Design and analysis of magnetically-drive actuator applied for linear compressor

Abstract

A novel Magnetically Levitated Linear Actuator (MLLA), mainly consisting of a Halbach magnetized moving-magnet armature, a cylindrical frame, a rod and electromagnetic (EM) poles, is presented and analyzed for linear compressors applications. The Halbach magnetized armature naturally generates a periodically distributed magnetic field which is interacted with that induced by the EM poles. Therefore, an axially reciprocating thrust force is induced that is inherently suitable for high frequency drive for linear compressors. A lateral magnetic repulsive force, due to the eddy current induced at the cylindrical frame, to exert upon the rod is generated as long as the rod is deviated in the radial direction. Once the position of the rod is laterally deviated from the central position, the rod is automatically brought back by this magnetic repulsive force.
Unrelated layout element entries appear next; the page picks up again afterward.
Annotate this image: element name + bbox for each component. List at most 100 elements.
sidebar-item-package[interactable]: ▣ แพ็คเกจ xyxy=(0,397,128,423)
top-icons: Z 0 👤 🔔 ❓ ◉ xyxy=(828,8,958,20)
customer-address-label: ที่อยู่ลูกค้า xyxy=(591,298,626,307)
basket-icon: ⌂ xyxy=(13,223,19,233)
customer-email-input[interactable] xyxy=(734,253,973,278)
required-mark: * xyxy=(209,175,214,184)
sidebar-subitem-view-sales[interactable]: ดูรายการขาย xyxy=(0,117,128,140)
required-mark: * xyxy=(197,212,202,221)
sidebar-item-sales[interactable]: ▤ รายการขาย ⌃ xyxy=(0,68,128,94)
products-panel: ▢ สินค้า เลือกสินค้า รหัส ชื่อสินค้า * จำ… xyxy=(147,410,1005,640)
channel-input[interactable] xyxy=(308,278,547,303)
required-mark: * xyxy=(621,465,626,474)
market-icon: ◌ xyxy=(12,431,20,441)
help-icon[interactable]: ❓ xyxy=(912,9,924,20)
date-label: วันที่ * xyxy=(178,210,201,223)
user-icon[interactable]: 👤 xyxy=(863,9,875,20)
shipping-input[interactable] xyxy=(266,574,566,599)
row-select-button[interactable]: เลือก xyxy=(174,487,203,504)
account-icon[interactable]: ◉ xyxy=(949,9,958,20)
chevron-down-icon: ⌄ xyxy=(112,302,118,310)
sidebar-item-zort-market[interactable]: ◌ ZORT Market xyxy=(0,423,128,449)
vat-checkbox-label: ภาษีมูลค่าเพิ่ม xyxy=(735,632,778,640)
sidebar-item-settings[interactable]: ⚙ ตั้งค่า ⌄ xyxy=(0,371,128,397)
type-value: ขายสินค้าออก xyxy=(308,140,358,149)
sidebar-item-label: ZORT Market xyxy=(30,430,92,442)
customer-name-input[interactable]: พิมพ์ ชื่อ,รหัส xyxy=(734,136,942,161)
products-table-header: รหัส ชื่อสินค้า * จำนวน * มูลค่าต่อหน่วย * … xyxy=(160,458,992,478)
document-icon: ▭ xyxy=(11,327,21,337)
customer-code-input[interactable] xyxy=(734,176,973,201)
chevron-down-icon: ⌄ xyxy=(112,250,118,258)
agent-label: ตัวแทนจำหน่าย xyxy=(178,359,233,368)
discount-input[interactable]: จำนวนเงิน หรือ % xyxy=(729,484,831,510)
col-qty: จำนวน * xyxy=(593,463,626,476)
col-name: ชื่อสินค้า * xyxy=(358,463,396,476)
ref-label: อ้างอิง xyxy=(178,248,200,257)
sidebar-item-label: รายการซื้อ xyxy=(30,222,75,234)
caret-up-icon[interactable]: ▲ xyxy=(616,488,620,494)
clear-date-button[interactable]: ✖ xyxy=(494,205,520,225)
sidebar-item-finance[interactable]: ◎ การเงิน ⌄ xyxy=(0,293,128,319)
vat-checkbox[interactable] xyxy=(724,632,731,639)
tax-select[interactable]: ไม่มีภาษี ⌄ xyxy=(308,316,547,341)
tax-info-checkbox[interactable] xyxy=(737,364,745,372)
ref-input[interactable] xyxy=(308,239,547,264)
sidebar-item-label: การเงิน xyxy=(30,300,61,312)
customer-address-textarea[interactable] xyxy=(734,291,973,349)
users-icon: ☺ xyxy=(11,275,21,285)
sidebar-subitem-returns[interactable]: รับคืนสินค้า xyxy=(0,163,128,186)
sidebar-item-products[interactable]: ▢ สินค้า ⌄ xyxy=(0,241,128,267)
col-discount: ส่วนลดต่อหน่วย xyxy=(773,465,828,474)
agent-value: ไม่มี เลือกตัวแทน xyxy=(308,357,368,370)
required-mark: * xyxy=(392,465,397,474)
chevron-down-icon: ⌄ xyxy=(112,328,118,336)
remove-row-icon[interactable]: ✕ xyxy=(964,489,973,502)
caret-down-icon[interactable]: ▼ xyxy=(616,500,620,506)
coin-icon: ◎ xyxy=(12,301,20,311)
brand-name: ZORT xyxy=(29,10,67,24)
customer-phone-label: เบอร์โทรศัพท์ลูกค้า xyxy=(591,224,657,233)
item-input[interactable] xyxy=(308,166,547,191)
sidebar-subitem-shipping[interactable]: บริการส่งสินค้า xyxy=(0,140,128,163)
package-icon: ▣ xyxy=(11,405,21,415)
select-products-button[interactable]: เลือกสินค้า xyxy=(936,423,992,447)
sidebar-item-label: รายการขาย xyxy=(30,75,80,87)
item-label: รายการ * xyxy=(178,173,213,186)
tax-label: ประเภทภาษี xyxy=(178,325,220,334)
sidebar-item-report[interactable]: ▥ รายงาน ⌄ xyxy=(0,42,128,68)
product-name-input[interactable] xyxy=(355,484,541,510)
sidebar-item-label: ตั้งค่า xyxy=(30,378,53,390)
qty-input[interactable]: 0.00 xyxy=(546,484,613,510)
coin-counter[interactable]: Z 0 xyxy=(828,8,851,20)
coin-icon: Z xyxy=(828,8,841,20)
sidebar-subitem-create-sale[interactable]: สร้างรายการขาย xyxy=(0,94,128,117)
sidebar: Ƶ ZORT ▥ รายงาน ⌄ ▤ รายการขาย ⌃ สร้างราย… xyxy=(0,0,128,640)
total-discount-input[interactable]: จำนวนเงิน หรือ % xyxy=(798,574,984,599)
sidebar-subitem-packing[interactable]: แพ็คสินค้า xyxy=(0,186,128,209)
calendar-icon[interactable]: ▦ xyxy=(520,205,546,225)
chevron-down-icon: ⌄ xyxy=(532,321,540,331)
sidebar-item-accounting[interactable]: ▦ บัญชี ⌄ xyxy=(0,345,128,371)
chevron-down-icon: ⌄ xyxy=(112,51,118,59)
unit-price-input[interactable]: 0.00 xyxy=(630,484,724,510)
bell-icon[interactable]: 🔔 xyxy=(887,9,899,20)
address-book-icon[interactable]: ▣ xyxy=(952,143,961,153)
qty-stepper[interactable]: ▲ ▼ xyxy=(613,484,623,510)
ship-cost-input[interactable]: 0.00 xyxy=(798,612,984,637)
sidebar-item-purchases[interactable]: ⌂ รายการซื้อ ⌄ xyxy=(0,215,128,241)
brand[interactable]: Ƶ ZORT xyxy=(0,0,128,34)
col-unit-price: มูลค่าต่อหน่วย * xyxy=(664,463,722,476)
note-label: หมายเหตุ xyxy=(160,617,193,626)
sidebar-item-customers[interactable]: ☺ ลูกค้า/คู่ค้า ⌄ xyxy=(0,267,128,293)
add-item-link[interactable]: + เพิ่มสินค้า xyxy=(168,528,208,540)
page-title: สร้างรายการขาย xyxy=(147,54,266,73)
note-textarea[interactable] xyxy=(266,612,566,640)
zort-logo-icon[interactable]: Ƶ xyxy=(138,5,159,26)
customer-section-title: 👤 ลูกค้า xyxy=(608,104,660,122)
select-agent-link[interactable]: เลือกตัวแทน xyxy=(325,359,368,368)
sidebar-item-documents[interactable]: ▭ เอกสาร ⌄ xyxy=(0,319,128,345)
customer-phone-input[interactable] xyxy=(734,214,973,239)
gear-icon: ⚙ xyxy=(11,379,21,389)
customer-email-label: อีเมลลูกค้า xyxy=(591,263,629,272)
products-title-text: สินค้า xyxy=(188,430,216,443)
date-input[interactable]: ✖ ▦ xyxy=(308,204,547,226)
The magnetic field distributions, axial thrust force and lateral magnetic repulsive force are numerically obtained by Governing Equations Analysis (GEA) under cylindrical coordinate. The Finite Element Method (FEM), by the commercial software ANSOFT Maxwell with Transient Solver, is employed to be compared with and validate the solutions obtained by GEA. It is shown that the GEA is extremely agreed with the results by FEM. At last, the efficacy of the proposed MLLA is examined and verified by intensive computer simulations and experiments.